Is the design of the proposed porch enclosure in keeping with the historic character of the building? Where the enclosure of all or part of a historic porch is appropriate, the selection of a compatible design and materials is important. Windows, doors, and wall material selection, along with how the new infill fits within the existing porch, are all factors to consider. A traditional technique of porch enclosures still used today involves the insertion in each column bay of one or more glass enclosures set in wood frames. The enclosures are located between or behind the columns, depending upon the nature of the porch, and mimic the pattern or size of glass panes found in historic windows on the building (Figure 15). An alternate treatment involves the use of much larger sheets of clear, non-reflective glass recessed behind the porch supports, balustrade and railing. This more contemporary treatment may be appropriate, depending upon the historic character of the building, location of the porch, and other factors. Windows, doors, and wall material selection, along with how the new infill fits within the existing porch, are all factors to consider.


 

Historically Sensitive Storm Windows

A Product Recommendation from Chuck

When storm windows first came into use to promote energy efficiency, they were installed on the outside of the house.  Not only did this take away from the architectural integrity of the house by impeding the view of major architectural features in windows, they also often created moisture on the outside of the window.

Fortunately for historic homeowners today, we have better options now.  And the option we recommend here at Historic Restorations are the interior storm windows by Allied Window.
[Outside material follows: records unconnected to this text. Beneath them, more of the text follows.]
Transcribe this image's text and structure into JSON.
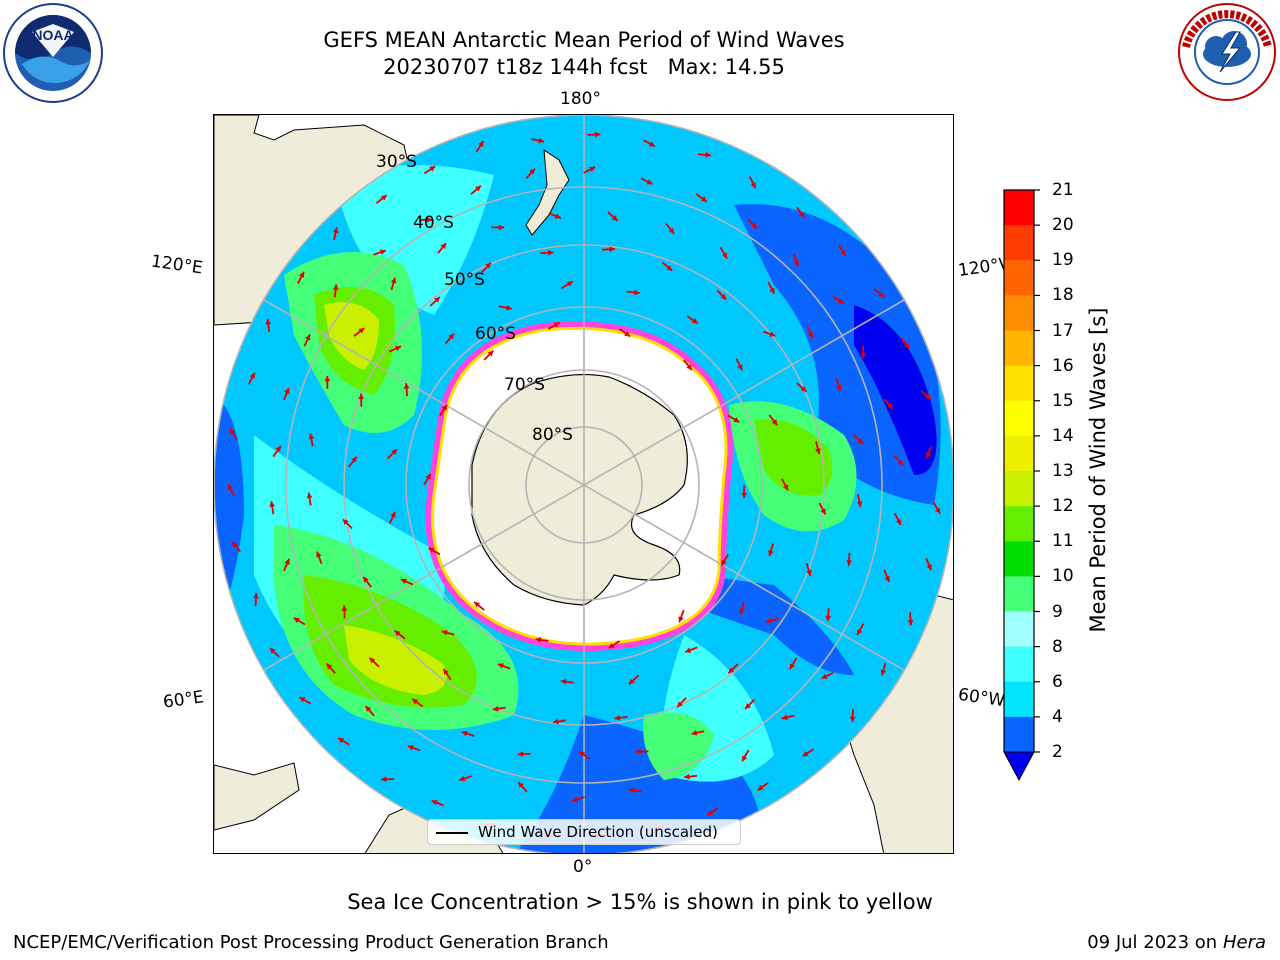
{
  "title": {
    "line1": "GEFS MEAN Antarctic Mean Period of Wind Waves",
    "line2": "20230707 t18z 144h fcst   Max: 14.55"
  },
  "logos": {
    "noara_text": "NOAA",
    "noaa_ring": "NATIONAL OCEANIC AND ATMOSPHERIC ADMINISTRATION · U.S. DEPARTMENT OF COMMERCE",
    "nws_ring": "NATIONAL WEATHER SERVICE"
  },
  "map": {
    "projection": "south polar stereographic",
    "longitude_labels": {
      "top": "180°",
      "bottom": "0°",
      "upper_left": "120°E",
      "upper_right": "120°W",
      "lower_left": "60°E",
      "lower_right": "60°W"
    },
    "latitude_labels": [
      "30°S",
      "40°S",
      "50°S",
      "60°S",
      "70°S",
      "80°S"
    ],
    "legend_label": "Wind Wave Direction (unscaled)",
    "colors": {
      "land": "#efedd9",
      "ocean_2_4": "#0a64ff",
      "grid": "#b4b4b4",
      "vector": "#e00000",
      "ice": "#ff44dd"
    }
  },
  "colorbar": {
    "label": "Mean Period of Wind Waves [s]",
    "ticks": [
      "2",
      "4",
      "6",
      "8",
      "9",
      "10",
      "11",
      "12",
      "13",
      "14",
      "15",
      "16",
      "17",
      "18",
      "19",
      "20",
      "21"
    ],
    "colors": [
      "#0000f0",
      "#0a64ff",
      "#00e4ff",
      "#40ffff",
      "#a0ffff",
      "#44ff77",
      "#00e000",
      "#66ee00",
      "#c8f000",
      "#eef000",
      "#ffff00",
      "#ffe000",
      "#ffb400",
      "#ff8c00",
      "#ff6400",
      "#ff3c00",
      "#ff0000"
    ],
    "extend": "min"
  },
  "footer": {
    "caption": "Sea Ice Concentration > 15% is shown in pink to yellow",
    "left": "NCEP/EMC/Verification Post Processing Product Generation Branch",
    "right_prefix": "09 Jul 2023 on ",
    "right_machine": "Hera"
  }
}
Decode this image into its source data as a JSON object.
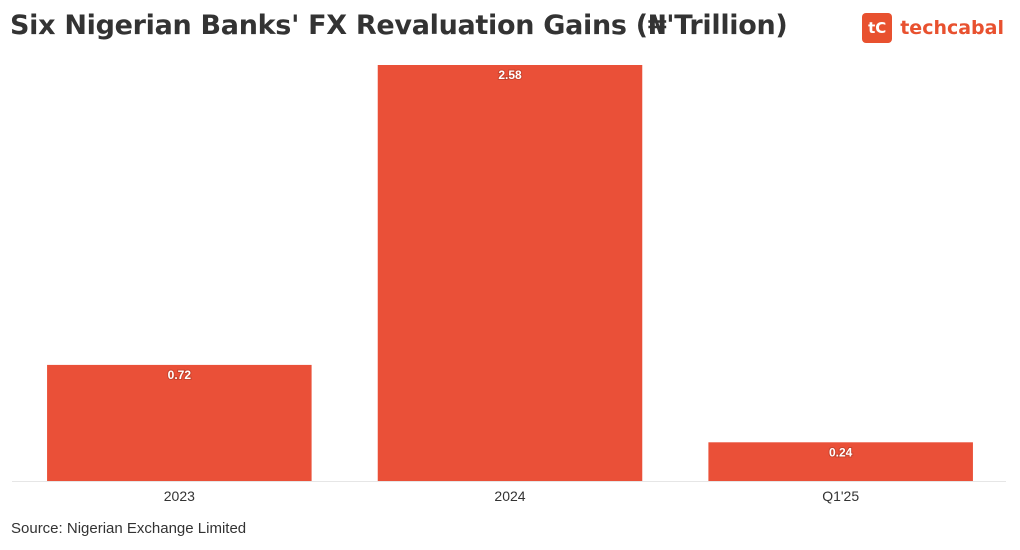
{
  "title": "Six Nigerian Banks' FX Revaluation Gains (₦'Trillion)",
  "logo": {
    "mark": "tC",
    "text": "techcabal",
    "color": "#e8512f"
  },
  "source": "Source: Nigerian Exchange Limited",
  "chart_data": {
    "type": "bar",
    "title": "Six Nigerian Banks' FX Revaluation Gains (₦'Trillion)",
    "categories": [
      "2023",
      "2024",
      "Q1'25"
    ],
    "values": [
      0.72,
      2.58,
      0.24
    ],
    "data_labels": [
      "0.72",
      "2.58",
      "0.24"
    ],
    "xlabel": "",
    "ylabel": "",
    "ylim": [
      0,
      2.58
    ],
    "grid": false,
    "legend": "none",
    "bar_color": "#ea5038",
    "axis_color": "#e6e6e6"
  }
}
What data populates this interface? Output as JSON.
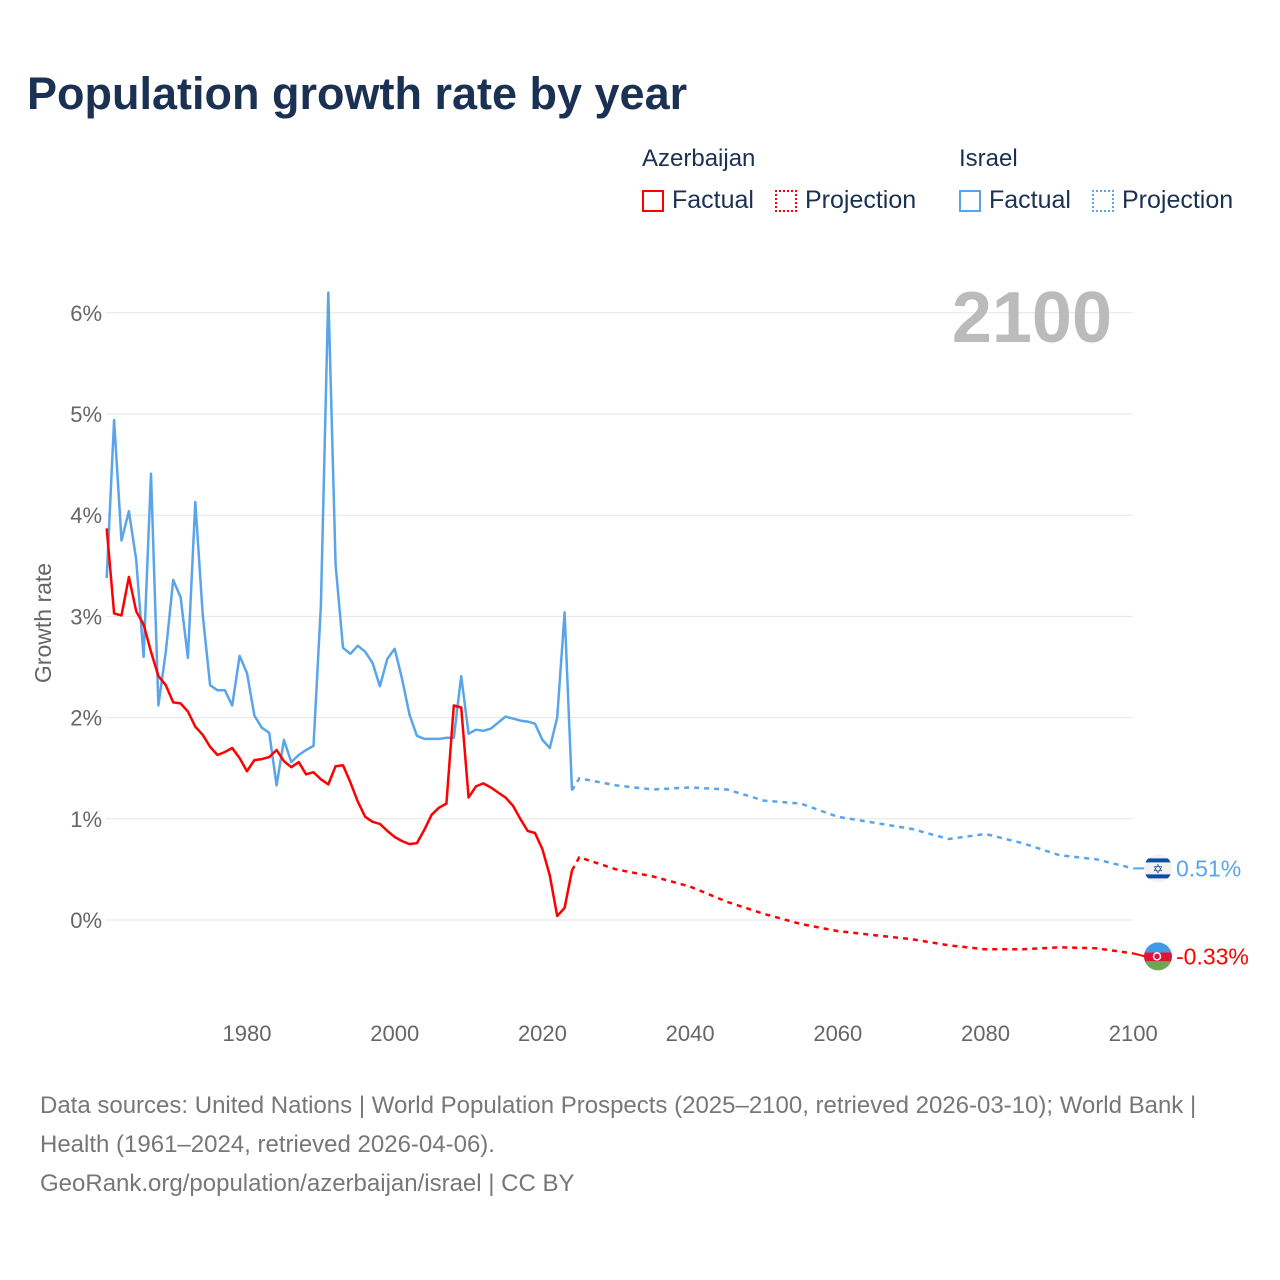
{
  "title": "Population growth rate by year",
  "legend": {
    "groups": [
      {
        "name": "Azerbaijan",
        "factual": "Factual",
        "projection": "Projection",
        "color": "#ff0000"
      },
      {
        "name": "Israel",
        "factual": "Factual",
        "projection": "Projection",
        "color": "#5aa5ea"
      }
    ]
  },
  "footer": {
    "sources": "Data sources: United Nations | World Population Prospects (2025–2100, retrieved 2026-03-10); World Bank | Health (1961–2024, retrieved 2026-04-06).",
    "link": "GeoRank.org/population/azerbaijan/israel | CC BY"
  },
  "chart_data": {
    "type": "line",
    "title": "Population growth rate by year",
    "xlabel": "",
    "ylabel": "Growth rate",
    "year_label": "2100",
    "xlim": [
      1961,
      2100
    ],
    "ylim": [
      -0.9,
      6.6
    ],
    "x_ticks": [
      1980,
      2000,
      2020,
      2040,
      2060,
      2080,
      2100
    ],
    "y_ticks": [
      0,
      1,
      2,
      3,
      4,
      5,
      6
    ],
    "y_tick_labels": [
      "0%",
      "1%",
      "2%",
      "3%",
      "4%",
      "5%",
      "6%"
    ],
    "grid": true,
    "series": [
      {
        "name": "Israel",
        "color": "#5aa5ea",
        "end_label": "0.51%",
        "factual": {
          "start_year": 1961,
          "values": [
            3.38,
            4.94,
            3.75,
            4.04,
            3.56,
            2.6,
            4.41,
            2.12,
            2.65,
            3.36,
            3.19,
            2.59,
            4.13,
            3.02,
            2.32,
            2.27,
            2.27,
            2.12,
            2.61,
            2.44,
            2.02,
            1.9,
            1.85,
            1.33,
            1.78,
            1.56,
            1.63,
            1.68,
            1.72,
            3.11,
            6.2,
            3.51,
            2.69,
            2.63,
            2.71,
            2.65,
            2.54,
            2.31,
            2.58,
            2.68,
            2.38,
            2.03,
            1.82,
            1.79,
            1.79,
            1.79,
            1.8,
            1.8,
            2.41,
            1.84,
            1.88,
            1.87,
            1.89,
            1.95,
            2.01,
            1.99,
            1.97,
            1.96,
            1.94,
            1.78,
            1.7,
            2.0,
            3.04,
            1.28
          ]
        },
        "projection": {
          "x": [
            2024,
            2025,
            2030,
            2035,
            2040,
            2045,
            2050,
            2055,
            2060,
            2065,
            2070,
            2075,
            2080,
            2085,
            2090,
            2095,
            2100
          ],
          "values": [
            1.28,
            1.4,
            1.33,
            1.29,
            1.31,
            1.29,
            1.18,
            1.15,
            1.02,
            0.96,
            0.9,
            0.8,
            0.85,
            0.76,
            0.64,
            0.6,
            0.51
          ]
        }
      },
      {
        "name": "Azerbaijan",
        "color": "#ff0000",
        "end_label": "-0.33%",
        "factual": {
          "start_year": 1961,
          "values": [
            3.87,
            3.03,
            3.01,
            3.39,
            3.05,
            2.92,
            2.65,
            2.41,
            2.32,
            2.15,
            2.14,
            2.06,
            1.91,
            1.83,
            1.71,
            1.63,
            1.66,
            1.7,
            1.6,
            1.47,
            1.58,
            1.59,
            1.61,
            1.68,
            1.57,
            1.51,
            1.56,
            1.44,
            1.46,
            1.39,
            1.34,
            1.52,
            1.53,
            1.36,
            1.17,
            1.02,
            0.97,
            0.95,
            0.88,
            0.82,
            0.78,
            0.75,
            0.76,
            0.89,
            1.04,
            1.11,
            1.15,
            2.12,
            2.1,
            1.21,
            1.32,
            1.35,
            1.31,
            1.26,
            1.21,
            1.13,
            1.0,
            0.88,
            0.86,
            0.7,
            0.44,
            0.04,
            0.12,
            0.49
          ]
        },
        "projection": {
          "x": [
            2024,
            2025,
            2030,
            2035,
            2040,
            2045,
            2050,
            2055,
            2060,
            2065,
            2070,
            2075,
            2080,
            2085,
            2090,
            2095,
            2100
          ],
          "values": [
            0.49,
            0.62,
            0.5,
            0.43,
            0.33,
            0.18,
            0.06,
            -0.04,
            -0.11,
            -0.15,
            -0.19,
            -0.25,
            -0.29,
            -0.29,
            -0.27,
            -0.28,
            -0.33
          ]
        }
      }
    ]
  }
}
historic preservation contractors, historic restorations contractors, historic building maintenance, historic building energy efficiency, storm windows for historic buildings, historically sensitive storm windowsAllied offers an “invisible” storm window installed on the inside of the window.  One of the major benefits of this storm window option is that it has a low profile that doesn’t limit visibility of a window’s historical architectural features.  Made from aluminum they can also be painted any color – send them a sample of the color of your trim and they’ll match it for a seamless integration into your window’s look.  They also have a good seal with an aluminum u-channel across the top, magnetic strips that the aluminum frame attaches too, and a rubber or brush seal that sits on the sill.

They do offer an exterior option with the same features of the interior.  Some people think this would be the better option, that an exterior storm window would help protect the wood in their window.  I don’t recommend this option – wood needs to breathe moisture and if there is a storm window installed on the exterior moisture will be trapped in the wood and promote rot.

We’ve had a good long-term experience with Allied.  We’ve tried other companies, much to our dismay, and Allied is the one that has provided a consistent service and product performance over time.